Novice driver licensing process improved with release of new logbook app for learners Electronic medical assessments now also available online, saving time and money Latest improvements follow introduction of strengthened driver testing processes in October 2017
A new app to digitally record learner driver logbook hours and trips has been developed to simplify the process of getting a driver’s licence in Western Australia.
The latest change follows the State Government’s introduction of strengthened driver testing processes in October 2017, and is part of ongoing improvements to how Western Australians attain a licence.
The new improvements include the development of a Learner Log Book application – Learn&Log – and the continued delivery of an integrated electronic medical assessment tool to streamline the assessment process for drivers with medical conditions.

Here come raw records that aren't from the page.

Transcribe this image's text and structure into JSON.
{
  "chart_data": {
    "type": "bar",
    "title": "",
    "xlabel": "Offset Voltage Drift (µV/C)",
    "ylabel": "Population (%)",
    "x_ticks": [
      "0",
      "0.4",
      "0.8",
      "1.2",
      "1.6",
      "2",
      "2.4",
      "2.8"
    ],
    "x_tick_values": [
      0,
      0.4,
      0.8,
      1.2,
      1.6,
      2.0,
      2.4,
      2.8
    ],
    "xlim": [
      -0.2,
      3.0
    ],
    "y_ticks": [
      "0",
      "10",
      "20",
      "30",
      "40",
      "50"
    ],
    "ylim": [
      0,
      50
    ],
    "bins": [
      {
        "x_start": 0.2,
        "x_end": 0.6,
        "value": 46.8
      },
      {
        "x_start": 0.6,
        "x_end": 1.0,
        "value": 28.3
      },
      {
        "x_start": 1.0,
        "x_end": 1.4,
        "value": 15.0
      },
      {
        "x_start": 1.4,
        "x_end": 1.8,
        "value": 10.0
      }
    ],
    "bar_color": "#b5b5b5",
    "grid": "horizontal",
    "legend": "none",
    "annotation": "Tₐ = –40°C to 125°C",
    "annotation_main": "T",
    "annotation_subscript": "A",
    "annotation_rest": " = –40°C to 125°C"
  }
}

The launch of Learn&Log will enable learner drivers to transition from paper to digital and provides a faster, more convenient way to record and submit supervised driving hours.
Designed with safety in mind, the app lets you ‘set and forget’ – there is no reason for learner drivers or their supervisors to interact with their mobile phone while driving.
Learn&Log’s public release is planned for early 2019, following the successful completion of a trial with selected learner drivers.
Meanwhile, the Department of Transport (DoT) is also addressing practical driving assessment (PDA) wait times by:
# Recruiting an additional six assessors, starting in February;
# Trialling the use of SMS reminders to combat PDA no-shows (10 per cent of bookings go to waste due to no-shows or attempts to use unregistered/unsafe vehicles);
# Changing session times to increase the number of assessments conducted;
# and Trialling extended hours at the new Kelmscott appointment-only centre during the week and on Saturdays.
Keeping with the paperless theme, DoT continues to work closely with selected GP clinics in both metropolitan and regional locations to raise their awareness of the electronic medical assessment tool and to encourage doctors to go paperless.
The technology improves the speed and quality of information required to confirm fitness to drive which is exchanged between the Department of Transport, health practitioners and drivers – saving all parties time and money.
Transport Minister Rita Saffioti said:
“We encourage novice drivers to get as much driving experience in as many conditions as possible before attempting a practical driving assessment.
“This trial is a result of DoT listening to the community regarding the novice driver process and will ensure applicants have greater access and flexibility when learning to drive.
“We will continue to enhance and expand digital services in 2018-19 with a focus on introducing e-billing, enhancing fleet management functionality and developing an online vehicle licence fee calculator.”